# Forum > MMO > Star Wars: The Old Republic > SWTOR Exploration >  Exploration - Corellia tram

## Bumking

OK, so first the quality of this video sucks, as I do not know how to just blur the name so I just blurred the entire video instead to avoid me getting caught.
Either ways this is not a big exploration at all, but I thought that it might be worth uploading.  :Smile: 

So than, this is just how to get up to that bleedin tram in Corellia.. (I found it when I couldn't get to a special little datacron as I didn't have the FP even if I had been to that little "island" before (even if it ended with me not being able to find it either ways, but still :l))

(Also, ignore the music choice.. cba to change it from what I was listening to while recording. ^^)



Location of the place is below (map view)
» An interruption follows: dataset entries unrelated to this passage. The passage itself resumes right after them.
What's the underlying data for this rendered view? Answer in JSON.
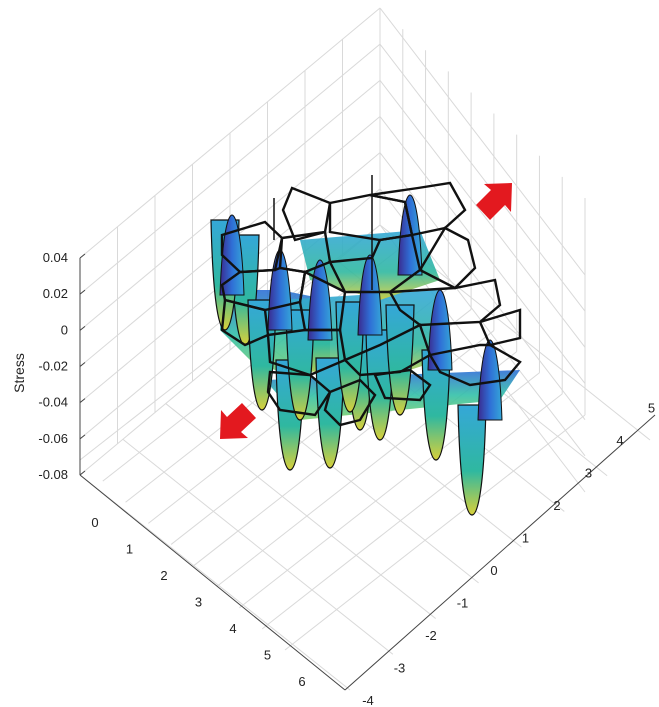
{
  "chart_data": {
    "type": "surface3d",
    "title": "",
    "zlabel": "Stress",
    "xlabel": "",
    "ylabel": "",
    "zlim": [
      -0.08,
      0.04
    ],
    "z_ticks": [
      "0.04",
      "0.02",
      "0",
      "-0.02",
      "-0.04",
      "-0.06",
      "-0.08"
    ],
    "x_ticks": [
      "0",
      "1",
      "2",
      "3",
      "4",
      "5",
      "6"
    ],
    "y_ticks": [
      "-4",
      "-3",
      "-2",
      "-1",
      "0",
      "1",
      "2",
      "3",
      "4",
      "5"
    ],
    "grid": true,
    "colormap": [
      "#3a2a8f",
      "#2f6fd6",
      "#35a7d8",
      "#33c0a8",
      "#7fd06a",
      "#d8d03a",
      "#f2e532"
    ],
    "mesh_edge_color": "#111111",
    "arrow_color": "#e3191f",
    "annotations": [
      {
        "type": "arrow",
        "direction": "up-right",
        "meaning": "load direction"
      },
      {
        "type": "arrow",
        "direction": "down-left",
        "meaning": "load direction"
      }
    ]
  }
}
How it looks while you're there

----------


## Feerum

Hey nice! Im gonna publish my exploration videon tram aswell , alot of exploring on it  :Smile:

----------


## Bumking

> Hey nice! Im gonna publish my exploration videon tram aswell , alot of exploring on it


Aah, how lovely. ^^ Didn't check around so much in there, so it'll be fun seeing what you found!  :Smile:

----------


## Feerum

Yep. I recorded it on too high quality , so Its so massive project that I need alot of time making it! 

BTw Bumking I got PM for you check it

----------


## stevensmite

massive game=good game ddue. try gw2 as well. heard its great coming soon.

----------


## stevensmite

mid auguest i think.

----------